Kanzleiblog
Hier finden Sie umfassende Informationen zu aktuellen Steuerthemen und praxisnahen Tipps für Ihre Steuerangelegenheiten. Unsere Downloads bieten Ihnen wertvolle Ressourcen, um Ihre Steuererklärung effizient und korrekt zu erstellen. Wir halten Sie stets auf dem Laufenden über Änderungen im Steuerrecht und deren Auswirkungen. Wenn Sie Fragen haben, melden Sie sich gerne bei uns.
Kanzleiblog
Genussrechtsausschüttungen sind kein Arbeitslohn
Der Bundesfinanzhof (BFH) hat am 21. Oktober 2025 (Az. VIII R 14/23) entschieden, dass laufende Zinsen aus obligatorischen Arbeitnehmer-Genussrechten in der Regel Einkünfte aus Kapitalvermögen (§ 20 Abs. 1 Nr. 7 EStG) sind und nicht als Arbeitslohn (§ 19 Abs. 1 Satz 1 Nr. 1 EStG) besteuert werden.
Sachverhalt
Ein Arbeitnehmer hatte Genussrechte gezeichnet, die an seinem Dienstverhältnis gebunden waren, aber ein eigenständiges Sonderrechtsverhältnis begründeten: Die Zinsen hingen vom EBITDA und Eigenkapitalentwicklung ab, umfassten Verlustbeteiligung und wurden dem Nennwert nachgezahlt – ohne Beteiligung am Liquidationserlös (obligationsähnlich).

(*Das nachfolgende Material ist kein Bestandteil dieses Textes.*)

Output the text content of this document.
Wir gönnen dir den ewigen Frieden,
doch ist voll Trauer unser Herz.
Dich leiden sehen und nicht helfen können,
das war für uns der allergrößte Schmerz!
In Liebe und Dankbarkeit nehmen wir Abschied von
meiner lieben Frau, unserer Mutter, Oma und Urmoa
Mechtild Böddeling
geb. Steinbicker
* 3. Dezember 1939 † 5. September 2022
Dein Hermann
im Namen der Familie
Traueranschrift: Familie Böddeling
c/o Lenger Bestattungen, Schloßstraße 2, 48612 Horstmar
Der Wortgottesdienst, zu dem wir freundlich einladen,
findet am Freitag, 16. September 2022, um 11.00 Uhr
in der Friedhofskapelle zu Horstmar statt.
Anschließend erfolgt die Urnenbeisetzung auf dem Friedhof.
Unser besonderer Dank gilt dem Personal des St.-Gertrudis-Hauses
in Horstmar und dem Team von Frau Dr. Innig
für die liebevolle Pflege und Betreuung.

Das Finanzamt hatte sie als Arbeitslohn eingestuft, doch der BFH hob dies auf: Die Genussrechte sind wirtschaftlich dem Arbeitnehmer zuzurechnen, ernster vereinbart und eigenständig (Risikokapital mit Rangrücktritt), sodass keine Veranlassung durch das Arbeitsverhältnis vorliegt.
Für die Praxis bedeutet dies: Solche Vergütungen fallen unter den Abgeltungsteuersatz (§ 32d Abs. 1 EStG), solange keine unübliche Verknüpfung mit der Arbeitsleistung besteht – prüfen Sie Ausgestaltung auf Fremdüblichkeit und Transparenz.